Speaking of Palmer, he and all of his counterparts in Vancouver and Victoria, had written off the Liberals heading into the 2013 election. Palmer wrote in February, just three months before the vote, that the Liberals would only win 10 seats and only John Rustad from Nechako Lakes would hold onto his seat in the Central Interior.

What Palmer failed to recognize in his prediction that Bond would lose her seat was that her popularity in Prince George transcends her politics. Bond is the Prince George newsmaker of the year for 2013 in the same way that Christy Clark would have to be considered the runaway choice for the provincial newsmaker of 2013. Both women mounted powerful campaigns that worked the grassroots relentlessly and made their personal style part of their substance.
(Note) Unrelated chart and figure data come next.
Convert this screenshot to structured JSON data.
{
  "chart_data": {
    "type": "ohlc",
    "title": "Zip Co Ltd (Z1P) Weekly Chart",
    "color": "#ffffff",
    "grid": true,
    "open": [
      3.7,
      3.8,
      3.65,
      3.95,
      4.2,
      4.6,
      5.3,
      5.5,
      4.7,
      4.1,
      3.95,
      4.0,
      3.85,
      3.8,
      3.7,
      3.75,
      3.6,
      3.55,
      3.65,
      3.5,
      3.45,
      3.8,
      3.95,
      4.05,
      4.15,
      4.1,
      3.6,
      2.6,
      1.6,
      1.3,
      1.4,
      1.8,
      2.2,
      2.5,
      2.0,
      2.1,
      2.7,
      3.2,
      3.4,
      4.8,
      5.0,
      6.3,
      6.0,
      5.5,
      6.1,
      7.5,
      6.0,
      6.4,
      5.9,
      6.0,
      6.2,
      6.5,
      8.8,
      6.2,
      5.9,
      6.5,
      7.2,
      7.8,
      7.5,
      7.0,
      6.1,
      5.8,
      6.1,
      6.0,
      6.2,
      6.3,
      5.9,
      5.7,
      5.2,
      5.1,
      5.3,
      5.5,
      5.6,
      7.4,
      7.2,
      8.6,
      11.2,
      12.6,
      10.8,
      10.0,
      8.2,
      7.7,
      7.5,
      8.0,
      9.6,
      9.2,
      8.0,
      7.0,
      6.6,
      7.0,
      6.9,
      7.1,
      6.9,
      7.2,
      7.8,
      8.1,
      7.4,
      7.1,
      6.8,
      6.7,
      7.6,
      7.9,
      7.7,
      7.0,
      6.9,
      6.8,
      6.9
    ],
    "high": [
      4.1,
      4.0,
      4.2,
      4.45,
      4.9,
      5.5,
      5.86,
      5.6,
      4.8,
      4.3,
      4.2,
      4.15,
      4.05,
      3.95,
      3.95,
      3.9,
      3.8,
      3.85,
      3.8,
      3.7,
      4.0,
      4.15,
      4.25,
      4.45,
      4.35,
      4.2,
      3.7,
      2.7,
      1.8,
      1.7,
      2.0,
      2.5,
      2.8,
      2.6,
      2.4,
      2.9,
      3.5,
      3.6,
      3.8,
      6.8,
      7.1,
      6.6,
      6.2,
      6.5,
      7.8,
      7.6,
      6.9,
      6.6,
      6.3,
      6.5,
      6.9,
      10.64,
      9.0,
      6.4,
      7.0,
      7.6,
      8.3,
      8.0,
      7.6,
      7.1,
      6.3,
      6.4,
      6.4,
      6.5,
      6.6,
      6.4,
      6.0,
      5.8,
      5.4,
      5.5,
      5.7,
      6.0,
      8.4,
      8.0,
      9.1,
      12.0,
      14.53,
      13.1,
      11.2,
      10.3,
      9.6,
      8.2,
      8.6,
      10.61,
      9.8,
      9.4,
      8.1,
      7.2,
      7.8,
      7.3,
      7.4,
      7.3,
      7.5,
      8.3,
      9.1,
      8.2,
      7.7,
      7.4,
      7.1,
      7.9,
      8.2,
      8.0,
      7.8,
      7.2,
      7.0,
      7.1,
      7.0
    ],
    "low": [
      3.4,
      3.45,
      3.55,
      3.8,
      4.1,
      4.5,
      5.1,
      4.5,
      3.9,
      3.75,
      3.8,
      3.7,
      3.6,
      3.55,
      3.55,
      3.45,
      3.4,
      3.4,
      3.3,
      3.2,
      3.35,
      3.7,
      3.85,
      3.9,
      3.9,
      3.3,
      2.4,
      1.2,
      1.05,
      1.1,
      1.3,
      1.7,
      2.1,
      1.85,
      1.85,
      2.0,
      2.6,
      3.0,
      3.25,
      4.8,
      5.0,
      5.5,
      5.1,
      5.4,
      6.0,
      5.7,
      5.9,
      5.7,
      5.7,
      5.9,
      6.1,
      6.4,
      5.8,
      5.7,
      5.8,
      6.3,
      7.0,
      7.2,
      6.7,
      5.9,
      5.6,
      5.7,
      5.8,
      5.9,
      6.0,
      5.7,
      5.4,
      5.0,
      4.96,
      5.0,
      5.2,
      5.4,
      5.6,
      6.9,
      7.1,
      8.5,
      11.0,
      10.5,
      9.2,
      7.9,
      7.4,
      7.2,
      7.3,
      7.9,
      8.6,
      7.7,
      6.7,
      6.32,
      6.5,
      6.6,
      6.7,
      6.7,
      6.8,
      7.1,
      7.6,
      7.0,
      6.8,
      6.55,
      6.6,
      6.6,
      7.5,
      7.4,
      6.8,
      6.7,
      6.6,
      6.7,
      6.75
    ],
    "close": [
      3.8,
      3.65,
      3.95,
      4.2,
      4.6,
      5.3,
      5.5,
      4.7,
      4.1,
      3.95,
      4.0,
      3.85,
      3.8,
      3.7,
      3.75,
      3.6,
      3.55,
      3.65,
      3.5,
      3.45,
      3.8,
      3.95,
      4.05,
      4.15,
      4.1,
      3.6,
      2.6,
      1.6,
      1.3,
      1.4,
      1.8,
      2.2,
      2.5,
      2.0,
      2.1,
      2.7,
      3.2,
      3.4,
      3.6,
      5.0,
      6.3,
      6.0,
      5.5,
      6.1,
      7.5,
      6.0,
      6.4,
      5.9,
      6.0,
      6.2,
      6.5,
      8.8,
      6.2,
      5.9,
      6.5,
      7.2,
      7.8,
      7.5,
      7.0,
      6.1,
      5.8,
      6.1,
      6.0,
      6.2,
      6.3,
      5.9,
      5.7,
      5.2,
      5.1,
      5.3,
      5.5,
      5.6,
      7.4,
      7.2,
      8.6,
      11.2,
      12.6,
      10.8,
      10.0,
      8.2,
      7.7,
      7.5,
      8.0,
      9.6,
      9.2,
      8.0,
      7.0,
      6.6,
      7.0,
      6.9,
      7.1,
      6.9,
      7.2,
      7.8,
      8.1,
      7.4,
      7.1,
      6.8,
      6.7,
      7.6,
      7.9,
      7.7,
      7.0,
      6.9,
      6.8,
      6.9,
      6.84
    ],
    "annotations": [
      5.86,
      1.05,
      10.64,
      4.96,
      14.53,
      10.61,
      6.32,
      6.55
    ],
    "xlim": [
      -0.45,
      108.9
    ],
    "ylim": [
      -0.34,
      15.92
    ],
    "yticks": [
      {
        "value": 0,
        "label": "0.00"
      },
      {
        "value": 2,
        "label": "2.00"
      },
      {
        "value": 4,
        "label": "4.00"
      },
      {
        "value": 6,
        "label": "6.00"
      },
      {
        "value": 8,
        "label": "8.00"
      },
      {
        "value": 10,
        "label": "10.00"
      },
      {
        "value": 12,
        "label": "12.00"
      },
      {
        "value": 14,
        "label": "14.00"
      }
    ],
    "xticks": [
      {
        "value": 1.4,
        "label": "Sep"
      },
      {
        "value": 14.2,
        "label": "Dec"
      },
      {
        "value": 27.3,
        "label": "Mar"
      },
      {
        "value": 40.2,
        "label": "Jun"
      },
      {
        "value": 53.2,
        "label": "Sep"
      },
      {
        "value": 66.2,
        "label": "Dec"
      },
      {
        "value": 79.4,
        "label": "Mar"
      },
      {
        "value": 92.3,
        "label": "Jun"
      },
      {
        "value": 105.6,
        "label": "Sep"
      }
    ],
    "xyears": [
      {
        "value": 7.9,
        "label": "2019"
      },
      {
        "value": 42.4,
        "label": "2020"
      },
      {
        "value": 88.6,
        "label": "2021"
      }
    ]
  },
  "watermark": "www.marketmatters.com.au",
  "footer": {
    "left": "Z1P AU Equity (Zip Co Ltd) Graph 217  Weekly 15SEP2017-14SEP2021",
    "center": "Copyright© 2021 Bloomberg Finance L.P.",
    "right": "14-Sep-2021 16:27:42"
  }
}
In his nomination for Bond as newsmaker of the year, Citizen associate news editor Rodney Venis called her "one of the foremost - and finest - politicians of any stripe this region has ever seen." For those familiar with how sharp Mr. Venis keeps his pen and for those local politicians who have been skewered by his acidic criticism in the past, that is high praise, indeed.

Bond's success as a politician is because she makes it personal, both for herself and her constituents. With all due respect to her past campaign managers, whether it was for school board or MLA, they had the easiest job in the world.

All they had to do was let Shirley be Shirley.

For an incredible election win in May, for her leadership at the provincial cabinet table and for just being herself in a political pressure cooker for so many years, Shirley Bond is Prince George's 2013 newsmaker of the year.